Oxy-acetylene gas-pressue, nozzle-size

This post to sci.engr.joining.welding newsgroup covers the topic of setting your gas pressures and selecting the right nozzle size.

These things which a lot of people starting on Oxy-acet. get troubled about is what pressure to set on the regulators for the separate supplies of oxygen and acetylene and what nozzle size to fit on the torch for a given job. I'll quote verbatim a "followup" post I made on s.e.j.w. covering both these points.

Thread title was "Annoying welding problem":

My own addition (experience - UK City & Guilds training, plenty of use 
oxy-acet at work)

Nozzle size.  You want a certain amount of heat, so you will try to put 
a certain mass per unit time of oxygen and acetylene through the nozzle, 
regardless of its size, so
- too small and the gas velocity is too high and it blows the molten 
metal away - as soon as the metal melts it sprays away on the far side, 
so you end up reducing the size of the object you are heating but never 
welding it, at the extreme
- too large and the gas velocity is lower than the flame velocity and 
you get light-backs into the inside of the nozzle, with noted bangs and 
the weld pool being thrown around, usually over you, especially in your 
hair.

The nozzle size if fairly critical.  By that I mean, if the job rightly 
calls for a #3, you would be happy neither with a #2 nor a #4.

Another reason for "banging" is that the nozzle simply gets so hot that 
there is lighting of the mixed oxygen and acetylene in the inside of the 
nozzle.  If you really do have to work for a long time in an awkward 
corner, it is OK to dip the nozzle of the torch in a bucket of water 
every now and again.  Told flame will stay lit while you do this, but 
never tried it...!


Pressure at the regulator.
I don't think it will have any effect on the lighting-back.  The reason 
is the given-massflow argument regarding the amount of heat you need at 
the weld.  If you raise the pressure out of the regulator, you would 
restrict back the flow in proportion with the valve on the torch.  So 
the pressure in the nozzle will be exactly the same! (surely?).  I tend 
to set pressure so that the torch valve is quite well open and a lot of 
movement makes a small adjustment.  That gives you easy fine adjustment. 
  For goodness sake, you can set the acetylene pressure at the regulator 
by setting the torch adjustment valve wide open and having the regulator 
set way low, light the acetylene and turn up the acetylene regulator 
pressure until the flame is a bit bigger then the flame you know you 
will need to weld.  Then you restrict back on the torch valve to the 
correct flame.  Same with oxygen.  You will likely end up with pressures 
less that 8 and 8 (psi, that is).  That will give you fine control in 
the range you want.  This works because, burning acetylene only, you 
identify the range the nozzle will be correctly drive at because it is 
when, increasing the acetylene supply, the acetylene-only flame stops 
being smokey and becomes a clean roaring incandescent yellow/white.  I 
have to admit the main reason I do this is to be a flash bastard and 
show off by operating the torch very rapidly wiht one hand, using only 
the fingers of the hand it is held in.  You can "drive the nozzle hard" 
by increasing the acetylene supply beyond the point where the 
acetylene-only flame burns clean.  With the oxygen on and a proper 
"neutral" flame, the gas velocity will be higher and you can actually 
use this.  I found it helpful in some fillet joints, where you might 
drive a #2 hard rather than go to a #3 driven at normal rate, for the 
same heat.

Haven't used oxy-acet much for a while.  Would have thought try #3.  #2 
would be too small for 1/8th inch, for sure (?).

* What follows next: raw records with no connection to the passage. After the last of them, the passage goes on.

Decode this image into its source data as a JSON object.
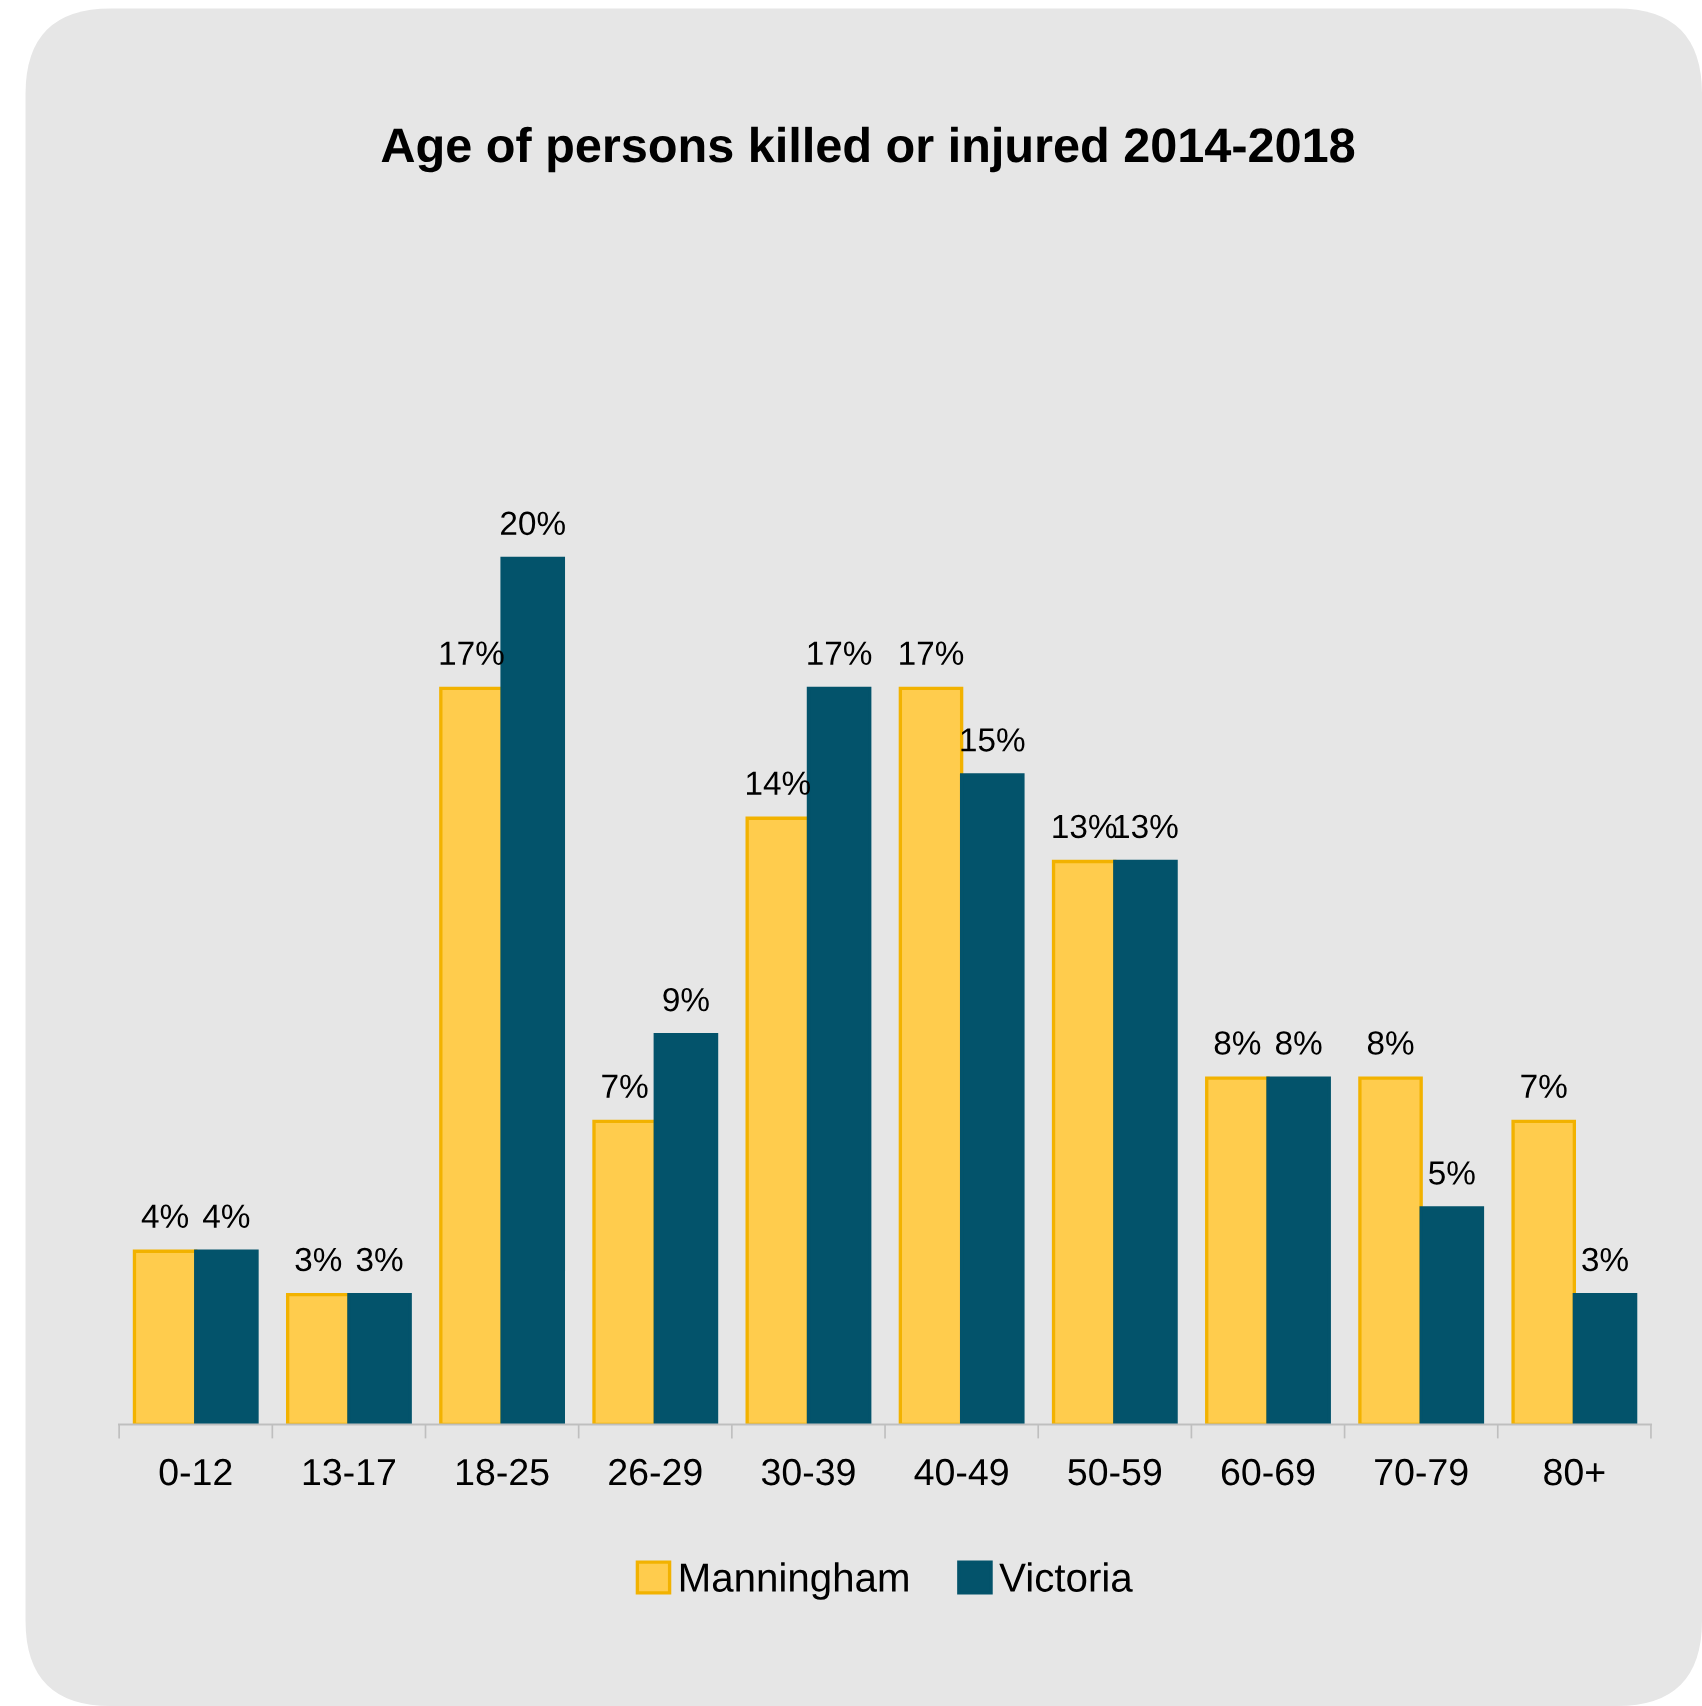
{
  "chart_data": {
    "type": "bar",
    "title": "Age of persons killed or injured 2014-2018",
    "categories": [
      "0-12",
      "13-17",
      "18-25",
      "26-29",
      "30-39",
      "40-49",
      "50-59",
      "60-69",
      "70-79",
      "80+"
    ],
    "series": [
      {
        "name": "Manningham",
        "color": "#ffcc4d",
        "values": [
          4,
          3,
          17,
          7,
          14,
          17,
          13,
          8,
          8,
          7
        ],
        "value_labels": [
          "4%",
          "3%",
          "17%",
          "7%",
          "14%",
          "17%",
          "13%",
          "8%",
          "8%",
          "7%"
        ]
      },
      {
        "name": "Victoria",
        "color": "#03536b",
        "values": [
          4,
          3,
          20,
          9,
          17,
          15,
          13,
          8,
          5,
          3
        ],
        "value_labels": [
          "4%",
          "3%",
          "20%",
          "9%",
          "17%",
          "15%",
          "13%",
          "8%",
          "5%",
          "3%"
        ]
      }
    ],
    "legend": "bottom",
    "tick_labels": "x"
  }
}
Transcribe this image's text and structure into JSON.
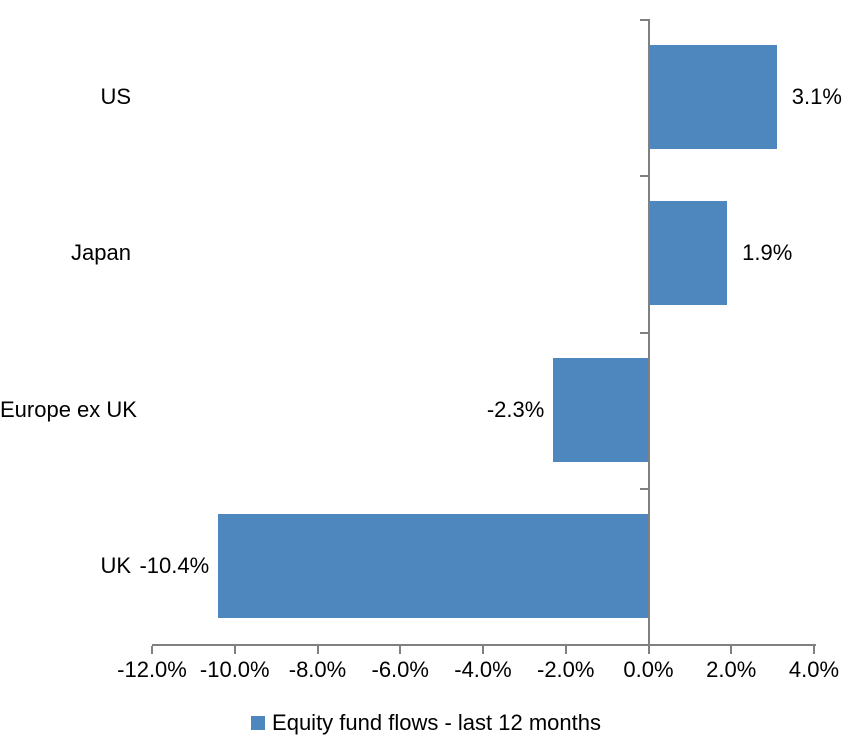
{
  "chart_data": {
    "type": "bar",
    "orientation": "horizontal",
    "categories": [
      "US",
      "Japan",
      "Europe ex UK",
      "UK"
    ],
    "values": [
      3.1,
      1.9,
      -2.3,
      -10.4
    ],
    "value_labels": [
      "3.1%",
      "1.9%",
      "-2.3%",
      "-10.4%"
    ],
    "series": [
      {
        "name": "Equity fund flows - last 12 months",
        "values": [
          3.1,
          1.9,
          -2.3,
          -10.4
        ]
      }
    ],
    "title": "",
    "xlabel": "",
    "ylabel": "",
    "xlim": [
      -12,
      4
    ],
    "x_ticks": [
      -12,
      -10,
      -8,
      -6,
      -4,
      -2,
      0,
      2,
      4
    ],
    "x_tick_labels": [
      "-12.0%",
      "-10.0%",
      "-8.0%",
      "-6.0%",
      "-4.0%",
      "-2.0%",
      "0.0%",
      "2.0%",
      "4.0%"
    ],
    "grid": "off",
    "legend_position": "bottom",
    "bar_color": "#4E87BE",
    "axis_color": "#808080",
    "text_color": "#000000"
  },
  "legend": {
    "label": "Equity fund flows - last 12 months"
  }
}
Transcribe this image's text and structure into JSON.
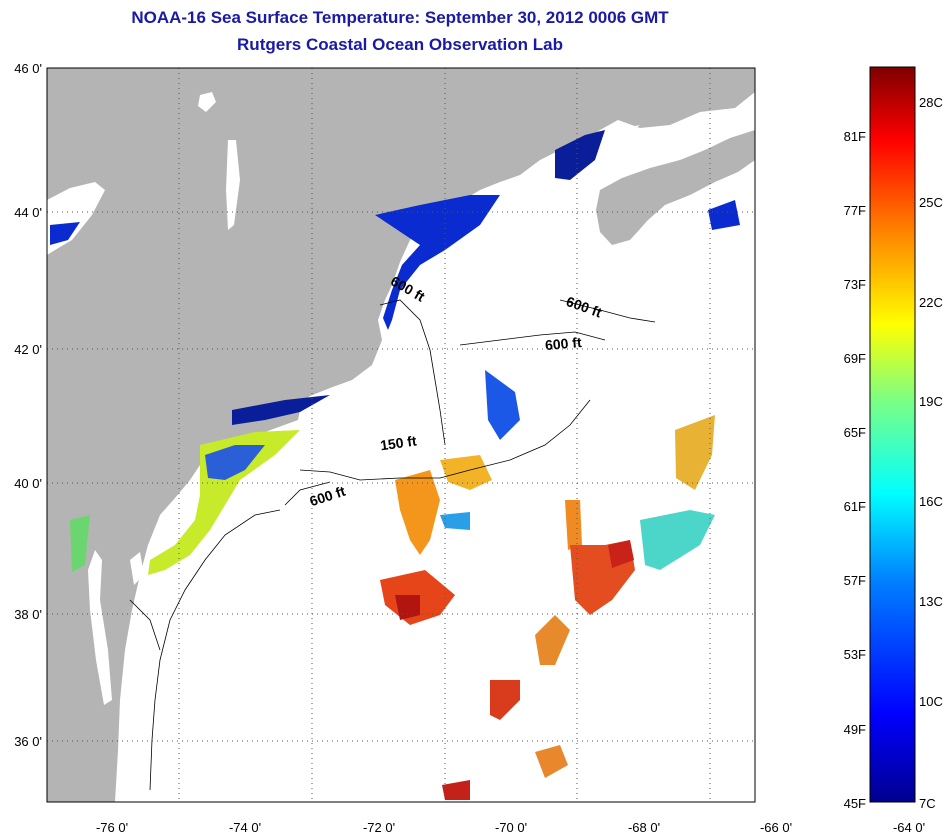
{
  "header": {
    "title": "NOAA-16 Sea Surface Temperature:  September 30, 2012 0006 GMT",
    "subtitle": "Rutgers Coastal Ocean Observation Lab"
  },
  "map": {
    "lat_labels": [
      "46 0'",
      "44 0'",
      "42 0'",
      "40 0'",
      "38 0'",
      "36 0'"
    ],
    "lon_labels": [
      "-76 0'",
      "-74 0'",
      "-72 0'",
      "-70 0'",
      "-68 0'",
      "-66 0'",
      "-64 0'"
    ],
    "depth_labels": [
      "600 ft",
      "600 ft",
      "600 ft",
      "150 ft",
      "600 ft"
    ],
    "colors": {
      "land": "#b4b4b4",
      "ocean": "#ffffff",
      "grid": "#555555"
    }
  },
  "colorbar": {
    "fahrenheit": [
      "81F",
      "77F",
      "73F",
      "69F",
      "65F",
      "61F",
      "57F",
      "53F",
      "49F",
      "45F"
    ],
    "celsius": [
      "28C",
      "25C",
      "22C",
      "19C",
      "16C",
      "13C",
      "10C",
      "7C"
    ],
    "gradient": [
      "#00008f",
      "#0000ff",
      "#007fff",
      "#00ffff",
      "#7fff7f",
      "#ffff00",
      "#ff7f00",
      "#ff0000",
      "#7f0000"
    ]
  }
}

BTW - filling technique - you know that "melting off the filler rod like 
sealing wax for a letter", with metal dripping into the melt pool, is 
definitely a defect in oxy-acet?  You get an oversized uncontrolled 
overheated looking weld if you do this, compared to the controlled 
fine-looking weld with desired profile if you dip ("harpoon") the rod 
into the weld pool as needed far slightly afar.

I will gladly be stood corrected if any of the above is not correct.

Richard Smith

No-one corrected or qualified this post of May 2004, so likely information regarded as good.